Search code examples
pythongrammarabstract-syntax-treebnfcode-documentation

How many BNF-like grammar specifications does Python have?


There are at least 3 grammar-like specifications within the Python 3.9.1 reference documents 'library-3.9.1.pdf' and 'reference-3.9.1.pdf' (aka https://docs.python.org/3.9/library/ast.html and https://docs.python.org/3.9/reference/grammar.html).

There is the "abstract grammar" library-3.9.1.pdf, page 1895 that looks like this:

-- ASDL's 4 builtin types are:
-- identifier, int, string, constant

module Python
{
    mod = Module(stmt* body, type_ignore* type_ignores)
        | Interactive(stmt* body)
        | Expression(expr body)
        | FunctionType(expr* argtypes, expr returns)

    stmt = FunctionDef(identifier name, arguments args,
                       stmt* body, expr* decorator_list, expr? returns,
                       string? type_comment)
          | AsyncFunctionDef(identifier name, arguments args,
                             stmt* body, expr* decorator_list, expr? returns,
                             string? type_comment)
...

There is the "PEG grammar for Python"/"full grammar specification" ("a mixture of EBNF and PEG") (reference-3.9.1.pdf, Chapter 10, pages 111-120 that looks like this:

# type_expressions allow */** but ignore them
type_expressions:
    | ','.expression+ ',' '*' expression ',' '**' expression 
    | ','.expression+ ',' '*' expression 
    | ','.expression+ ',' '**' expression 
    | '*' expression ',' '**' expression 
    | '*' expression 
    | '**' expression 
    | ','.expression+ 

statements: statement+ 
statement: compound_stmt  | simple_stmts
...

And there are various snippets of "BNF notation" that are "used to describe syntax, not lexical analysis" sprinkled about eg., reference-3.9.1.pdf, pages 65-108 that look like this:

comprehension ::=  assignment_expression comp_for
comp_for      ::=  ["async"] "for" target_list "in" or_test [comp_iter]
comp_iter     ::=  comp_for | comp_if
comp_if       ::=  "if" or_test [comp_iter]

This last bit of "BNF notation" seems the most useful for my purposes, and looks very similar to the "full grammar specification", but it defines all sorts of syntactic types (like e.g. "assignment_expression" and "comp_iter" (reference-3.9.1.pdf, page 67)) which aren't mentioned in either the "full grammar specification" or the "abstract grammar".

What is the relationship between all of these, and, more importantly, is the "BNF notation" that is "used to describe syntax" an actual specification of some sort, or just being used for exposition within the reference document?
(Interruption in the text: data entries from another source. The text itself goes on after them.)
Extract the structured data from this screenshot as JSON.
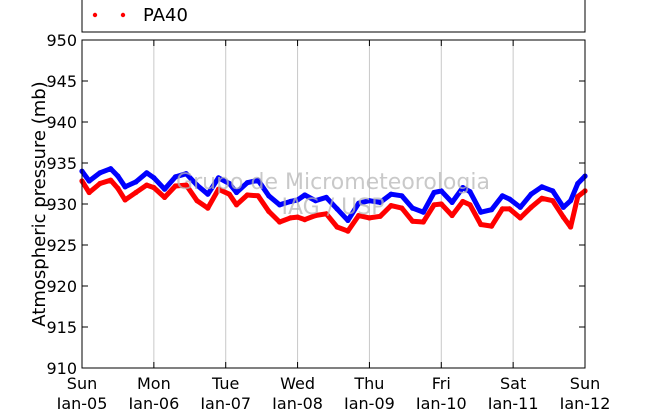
{
  "chart_data": {
    "type": "line",
    "ylabel": "Atmospheric pressure (mb)",
    "xlabel": "",
    "ylim": [
      910,
      950
    ],
    "xlim": [
      0,
      7
    ],
    "yticks": [
      910,
      915,
      920,
      925,
      930,
      935,
      940,
      945,
      950
    ],
    "xticks": [
      {
        "day": "Sun",
        "date": "Jan-05"
      },
      {
        "day": "Mon",
        "date": "Jan-06"
      },
      {
        "day": "Tue",
        "date": "Jan-07"
      },
      {
        "day": "Wed",
        "date": "Jan-08"
      },
      {
        "day": "Thu",
        "date": "Jan-09"
      },
      {
        "day": "Fri",
        "date": "Jan-10"
      },
      {
        "day": "Sat",
        "date": "Jan-11"
      },
      {
        "day": "Sun",
        "date": "Jan-12"
      }
    ],
    "grid": "vertical",
    "legend": {
      "position": "top",
      "visible_entries": [
        "PA40"
      ]
    },
    "watermark": [
      "Grupo de Micrometeorologia",
      "IAG / USP"
    ],
    "series": [
      {
        "color": "#0000ff",
        "x": [
          0.0,
          0.1,
          0.25,
          0.4,
          0.5,
          0.6,
          0.75,
          0.9,
          1.0,
          1.15,
          1.3,
          1.45,
          1.6,
          1.75,
          1.9,
          2.05,
          2.15,
          2.3,
          2.45,
          2.6,
          2.75,
          2.9,
          3.0,
          3.1,
          3.25,
          3.4,
          3.55,
          3.7,
          3.85,
          4.0,
          4.15,
          4.3,
          4.45,
          4.6,
          4.75,
          4.9,
          5.0,
          5.15,
          5.3,
          5.4,
          5.55,
          5.7,
          5.85,
          5.95,
          6.1,
          6.25,
          6.4,
          6.55,
          6.7,
          6.8,
          6.9,
          7.0
        ],
        "y": [
          934,
          932.8,
          933.8,
          934.3,
          933.4,
          932.1,
          932.7,
          933.8,
          933.2,
          931.8,
          933.3,
          933.7,
          932.3,
          931.2,
          933.2,
          932.5,
          931.4,
          932.6,
          932.9,
          931.0,
          929.9,
          930.3,
          930.5,
          931.1,
          930.4,
          930.8,
          929.4,
          928.0,
          930.1,
          930.4,
          930.2,
          931.2,
          931.0,
          929.5,
          929.0,
          931.4,
          931.6,
          930.2,
          932.0,
          931.5,
          929.0,
          929.3,
          931.0,
          930.6,
          929.6,
          931.2,
          932.1,
          931.6,
          929.6,
          930.4,
          932.5,
          933.4
        ]
      },
      {
        "color": "#ff0000",
        "x": [
          0.0,
          0.1,
          0.25,
          0.4,
          0.5,
          0.6,
          0.75,
          0.9,
          1.0,
          1.15,
          1.3,
          1.45,
          1.6,
          1.75,
          1.9,
          2.05,
          2.15,
          2.3,
          2.45,
          2.6,
          2.75,
          2.9,
          3.0,
          3.1,
          3.25,
          3.4,
          3.55,
          3.7,
          3.85,
          4.0,
          4.15,
          4.3,
          4.45,
          4.6,
          4.75,
          4.9,
          5.0,
          5.15,
          5.3,
          5.4,
          5.55,
          5.7,
          5.85,
          5.95,
          6.1,
          6.25,
          6.4,
          6.55,
          6.7,
          6.8,
          6.9,
          7.0
        ],
        "y": [
          932.8,
          931.4,
          932.5,
          932.9,
          931.9,
          930.5,
          931.4,
          932.3,
          932.0,
          930.8,
          932.2,
          932.3,
          930.4,
          929.5,
          931.8,
          931.2,
          929.9,
          931.1,
          931.0,
          929.1,
          927.8,
          928.3,
          928.4,
          928.1,
          928.6,
          928.8,
          927.2,
          926.7,
          928.6,
          928.3,
          928.5,
          929.8,
          929.5,
          927.9,
          927.8,
          929.9,
          930.0,
          928.6,
          930.3,
          929.9,
          927.5,
          927.3,
          929.4,
          929.4,
          928.3,
          929.6,
          930.7,
          930.4,
          928.4,
          927.2,
          930.9,
          931.6
        ]
      }
    ]
  }
}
And, if it is an actual specification, where might it be found, i.e. as a single file that can be conveniently parsed?

Regards!


Solution

  • The grammar used to build Python isn't on your list at all. You can find it in the source bundle as Grammar/python.gram. Note that it has five different start symbols for different compilation contexts (complete files, interactive input, single expressions, etc.), although most of the grammar is shared. This grammar is actually used by the parser generator to produce the parser actually used by the CPython implementation, so it describes perfectly the inputs accepted by the concrete Python interpreter (of course, subject to change in future versions). As noted in the comments near the top of the file, the syntax of the grammar file itself are defined in a PEP.

    But it's not necessarily useful for documentary purposes, and it is not definitive in the sense that it defines the language, in the sense that one might expect from a language standard. Python is not really standardized, so it might be unreasonable to ask for a definitive reference grammar. But the grammar scattered through the Python reference manual is probably as close as you're going to get. Those productions are for expository purposes, though, and they need to be considered along with the accompanying narrative text. (That's generally true of reference grammars, even for standardized grammars, because a context-free grammar cannot capture all the syntactic aspects of any real-life programming language, possibly with a couple of exceptions. So it's usual that the reference grammar for a language will accept a superset of the set of valid programs, and the narrative in the standard provides additional constraints which cannot be expressed in a CFG.)

    The collected grammar at the end of the reference manual is supposedly a summary of the snippets, but as I understand it, it's generated mechanically from the python.gram file. So it's possible that there are divergences between it and the language described in the manual.

    The abstract grammar listed in the ast module documentation actually defines the structure of the abstract syntax tree, so it's not a grammar at all in the usual sense (i.e. a description of a linear sequence of symbols) but rather a collection of structure definitions, each one describing the nature of a typed node in the abstract syntax tree. It corresponds directly to the objects you'll find in an AST built with the ast module, but it doesn't attempt to constrain the syntax of a program being parsed. The text in the library reference is the contents of an actual source file, Parser/Python.asdl, which is mechanically processed into declarations and code used by the CPython parser to produce an AST.